A Famous Murder Trial: The Layman’s Opportunity

This week, South Africa is abuzz with legal terminology and outright gossip as Oscar Pistorius’ murder trial begins in the North Gauteng High Court. Pistorius, a champion Paralympian who is globally known as the “Blade Runner”, took to court on Monday morning to defend his case. The intricacies of the trial are typical; there is a dead body, there was only one other person in the house, this person had a gun, the person admits to shooting, the state says this person shot to murder, the person however argues that they didn’t mean to murder the deceased. The outcome of the trial however is hard to predict.

As sad as this trial is, particularly for the deceased’s family, one cannot help but imagine the wealth of opportunity the hype around this trial will afford evangelicals, particularly evangelicals plying their trade in secular industries. As one who works in corporate Johannesburg, I am very aware of my need of good opportunities to share Christ with my colleagues, because most of the time it is difficult to proclaim Christ within the business offices because of all the “tolerance” policies governing employees.

To understand the opportunity this particular trial presents, you have to understand the state’s and the defence’s arguments. The state is to make a case that Pistorius had an argument with his girlfriend in the middle of the night, and shot her. The defence argues that he woke up, heard sounds, thought there was an intruder, proceeded to the bathroom and shot four times through the toilet door, one of which was a warning shot, and when he opened the door, to his shock he found his girlfriend dying. The two are fundamentally irreconcilable; one side claims premeditation, the other a tragic incident.

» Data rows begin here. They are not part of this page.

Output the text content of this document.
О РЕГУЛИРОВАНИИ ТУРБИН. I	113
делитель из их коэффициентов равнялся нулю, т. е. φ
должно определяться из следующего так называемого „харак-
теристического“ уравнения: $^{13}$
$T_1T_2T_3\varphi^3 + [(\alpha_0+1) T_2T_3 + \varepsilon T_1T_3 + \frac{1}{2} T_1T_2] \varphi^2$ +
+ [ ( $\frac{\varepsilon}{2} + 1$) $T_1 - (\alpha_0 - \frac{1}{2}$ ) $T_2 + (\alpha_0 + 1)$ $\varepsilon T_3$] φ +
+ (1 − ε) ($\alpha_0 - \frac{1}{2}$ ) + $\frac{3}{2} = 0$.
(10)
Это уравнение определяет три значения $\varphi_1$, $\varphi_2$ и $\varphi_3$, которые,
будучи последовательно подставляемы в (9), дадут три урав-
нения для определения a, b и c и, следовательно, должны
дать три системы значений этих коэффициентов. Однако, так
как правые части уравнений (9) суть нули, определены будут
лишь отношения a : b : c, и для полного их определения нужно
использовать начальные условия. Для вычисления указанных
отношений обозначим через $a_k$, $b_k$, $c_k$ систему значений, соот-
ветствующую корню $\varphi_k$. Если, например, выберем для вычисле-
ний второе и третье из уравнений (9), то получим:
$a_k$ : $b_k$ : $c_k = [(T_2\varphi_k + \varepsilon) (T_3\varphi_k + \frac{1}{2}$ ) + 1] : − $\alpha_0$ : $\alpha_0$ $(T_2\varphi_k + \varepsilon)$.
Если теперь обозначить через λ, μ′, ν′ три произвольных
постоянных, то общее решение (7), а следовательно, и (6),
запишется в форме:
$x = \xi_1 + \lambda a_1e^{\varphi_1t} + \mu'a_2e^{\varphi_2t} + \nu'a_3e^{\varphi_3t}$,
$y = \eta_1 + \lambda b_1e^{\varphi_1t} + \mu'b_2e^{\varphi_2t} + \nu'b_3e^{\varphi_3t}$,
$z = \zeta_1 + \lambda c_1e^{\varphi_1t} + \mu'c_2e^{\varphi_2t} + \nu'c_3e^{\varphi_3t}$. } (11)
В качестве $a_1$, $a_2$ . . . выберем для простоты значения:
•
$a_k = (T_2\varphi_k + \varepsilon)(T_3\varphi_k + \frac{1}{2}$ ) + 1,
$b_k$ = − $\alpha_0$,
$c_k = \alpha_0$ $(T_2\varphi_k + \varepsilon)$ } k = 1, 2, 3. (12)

Those who side with the state’s version will be considering questions such as what did she do that made him that mad? Is it ever right to get so angry at a person that you kill them? Those on the defence’s side will be considering the morality of owning a gun, the morality of shooting an intruder with the intent to kill, the morality, intrinsically, of violent defence of one’s own fort. These are all morality questions, and since morality is exclusively a Theistic idea, it offers us an ideal opportunity to deal with three kinds of our collegues that are, in my half-shiling worth of an opinion, some of the hardest to normally proclaim Christ to .

The Moral Atheist

It is a well documented fact, atleast amongst reformed thinkers, that one who holds to no-God must also inherently subscribe to no-law simply because right and wrong for each individual is a matter of social conditioning, not of a transcendant law-giver. The opportunity here to chat to our atheist friends in a manner that is “wise as serpents” is to bring up the trial, chat about some of the detail, and then once the friend has made some moral stance or affirmation, gently help them see the error in their thinking. They simply can’t hold a moral stance on the matter because in their worldview, everything is a free-for-all. Prayerfully, this should get them thinking.

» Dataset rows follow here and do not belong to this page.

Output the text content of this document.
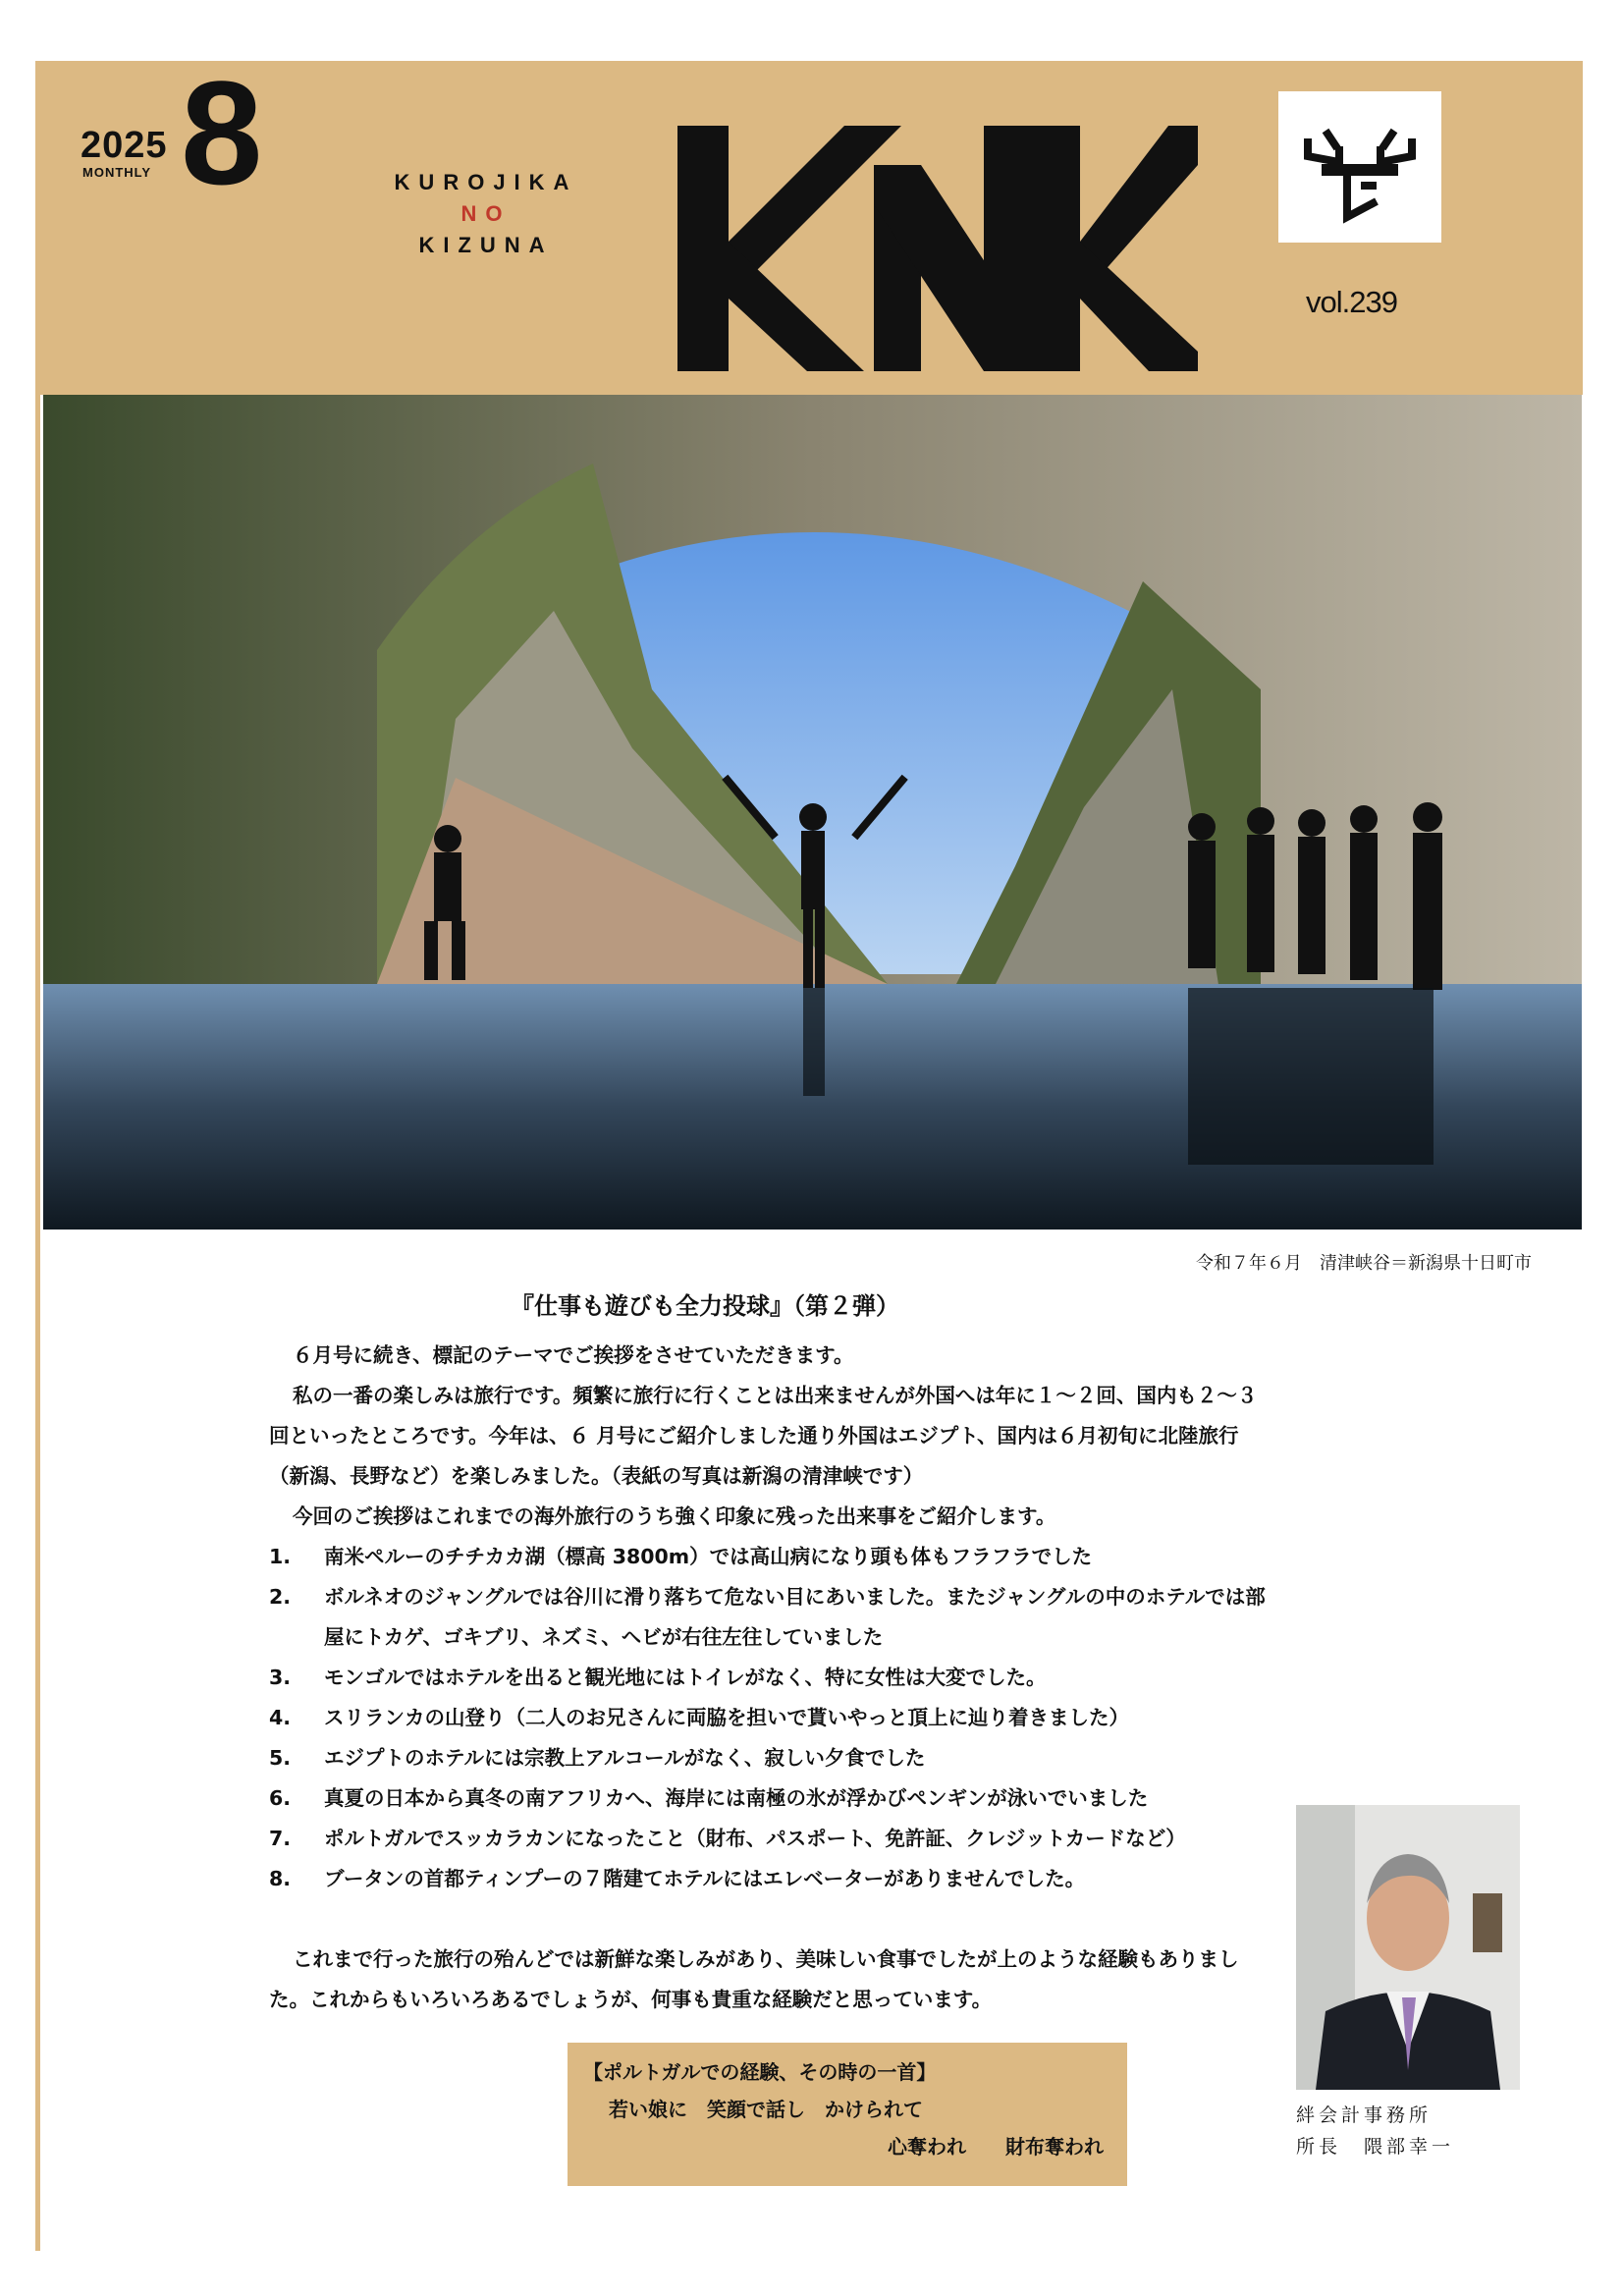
2025
MONTHLY 8	KUROJIKA
NO
KIZUNA
vol.239
令和７年６月　清津峡谷＝新潟県十日町市
『仕事も遊びも全力投球』（第２弾）

６月号に続き、標記のテーマでご挨拶をさせていただきます。

私の一番の楽しみは旅行です。頻繁に旅行に行くことは出来ませんが外国へは年に１～２回、国内も２～３回といったところです。今年は、６ 月号にご紹介しました通り外国はエジプト、国内は６月初旬に北陸旅行（新潟、長野など）を楽しみました。（表紙の写真は新潟の清津峡です）

今回のご挨拶はこれまでの海外旅行のうち強く印象に残った出来事をご紹介します。

1. 南米ペルーのチチカカ湖（標高 3800m）では高山病になり頭も体もフラフラでした
2. ボルネオのジャングルでは谷川に滑り落ちて危ない目にあいました。またジャングルの中のホテルでは部屋にトカゲ、ゴキブリ、ネズミ、ヘビが右往左往していました
3. モンゴルではホテルを出ると観光地にはトイレがなく、特に女性は大変でした。
4. スリランカの山登り（二人のお兄さんに両脇を担いで貰いやっと頂上に辿り着きました）
5. エジプトのホテルには宗教上アルコールがなく、寂しい夕食でした
6. 真夏の日本から真冬の南アフリカへ、海岸には南極の氷が浮かびペンギンが泳いでいました
7. ポルトガルでスッカラカンになったこと（財布、パスポート、免許証、クレジットカードなど）
8. ブータンの首都ティンプーの７階建てホテルにはエレベーターがありませんでした。

これまで行った旅行の殆んどでは新鮮な楽しみがあり、美味しい食事でしたが上のような経験もありました。これからもいろいろあるでしょうが、何事も貴重な経験だと思っています。

【ポルトガルでの経験、その時の一首】
若い娘に　笑顔で話し　かけられて
心奪われ　　財布奪われ
絆会計事務所
所長　隈部幸一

The Religious/ Non-Religious Moralist

Paul Washer once said that “for a man to truly appreciate the bright shine of a star, he has to be in pitch black darkness. A man must see his sins for what they are so that he may appreciate grace for what it truly is.” I can’t help but just sigh at this quote, because it resonates so much with what I see amongst educated “elites” in corporate. Some corporate people are on such moral high horses that to tell them that they’re wrong is to insult their individuality; “I’m not wrong, I’m just different.” If we have colleagues like this, those who are religious or not religious but have a common thread of self-righteousness, we might easily bring up the discussion of this trial, listen to their moral stances, and go in for the kill; expose their own moral failure. With prayer, we can get them to see their need of the Saviour.

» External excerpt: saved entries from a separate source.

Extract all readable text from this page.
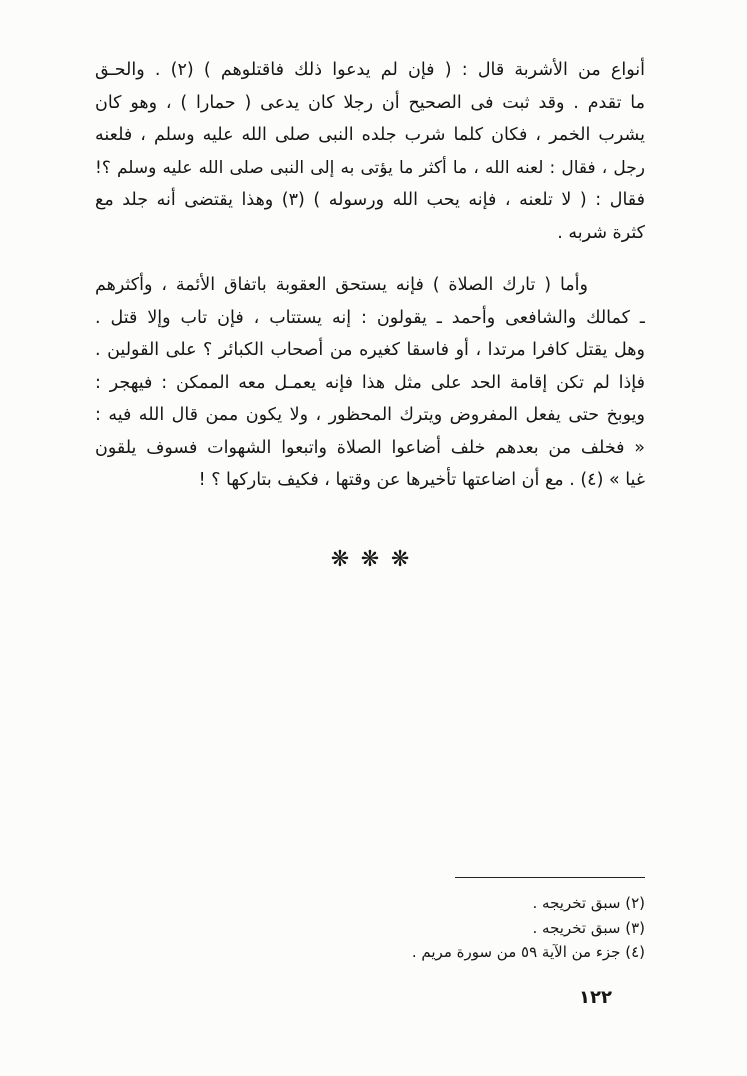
أنواع من الأشربة قال : ( فإن لم يدعوا ذلك فاقتلوهم ) (٢) . والحـق
ما تقدم . وقد ثبت فى الصحيح أن رجلا كان يدعى ( حمارا ) ، وهو كان
يشرب الخمر ، فكان كلما شرب جلده النبى صلى الله عليه وسلم ، فلعنه
رجل ، فقال : لعنه الله ، ما أكثر ما يؤتى به إلى النبى صلى الله عليه وسلم ؟!
فقال : ( لا تلعنه ، فإنه يحب الله ورسوله ) (٣) وهذا يقتضى أنه جلد مع
كثرة شربه .
وأما ( تارك الصلاة ) فإنه يستحق العقوبة باتفاق الأئمة ، وأكثرهم
ـ كمالك والشافعى وأحمد ـ يقولون : إنه يستتاب ، فإن تاب وإلا قتل .
وهل يقتل كافرا مرتدا ، أو فاسقا كغيره من أصحاب الكبائر ؟ على القولين .
فإذا لم تكن إقامة الحد على مثل هذا فإنه يعمـل معه الممكن : فيهجر :
ويوبخ حتى يفعل المفروض ويترك المحظور ، ولا يكون ممن قال الله فيه :
« فخلف من بعدهم خلف أضاعوا الصلاة واتبعوا الشهوات فسوف يلقون
غيا » (٤) . مع أن اضاعتها تأخيرها عن وقتها ، فكيف بتاركها ؟ !
❋ ❋ ❋
(٢) سبق تخريجه .
(٣) سبق تخريجه .
(٤) جزء من الآية ٥٩ من سورة مريم .
١٢٢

The Non-Judgemental “Christian”

In my little time of working in Johannesburg I have never met so many people who think themselves Christians but hold to the widest range of plurality and non-criticism. You’ll forgive my ignorance, I grew up in a village where you knew a Christian was a Christian because of piety, and then I studied at a University where you knew a Christian was a Christian because he wasn’t getting sloshed every weekend, so I’m not trying to be funny, it really was a culture shock for me. But it is quite a fact that in the “enlightened” western economic world, you’ll find a lot professing Christians who abhor the idea of calling anyone to biblical alignment, particularly with the biblical moral standard, so much so that you wonder even about their salvation. So with these, one could use the Pistorius trial to get to the heart of how they make moral judgements, and help them see that Christ and His law have to be at the center.

As a final thought, as we pursue to know Christ and make Him known amongst our colleagues, there are many little trinkets of glory that Scripture endows us to remember, some of which are excellently sketched out in this article by Greg Gilbert, but the one that comforts me the most is the Lord’s very own promise that He will be with us till the end of the age. What a promise, what a motivation!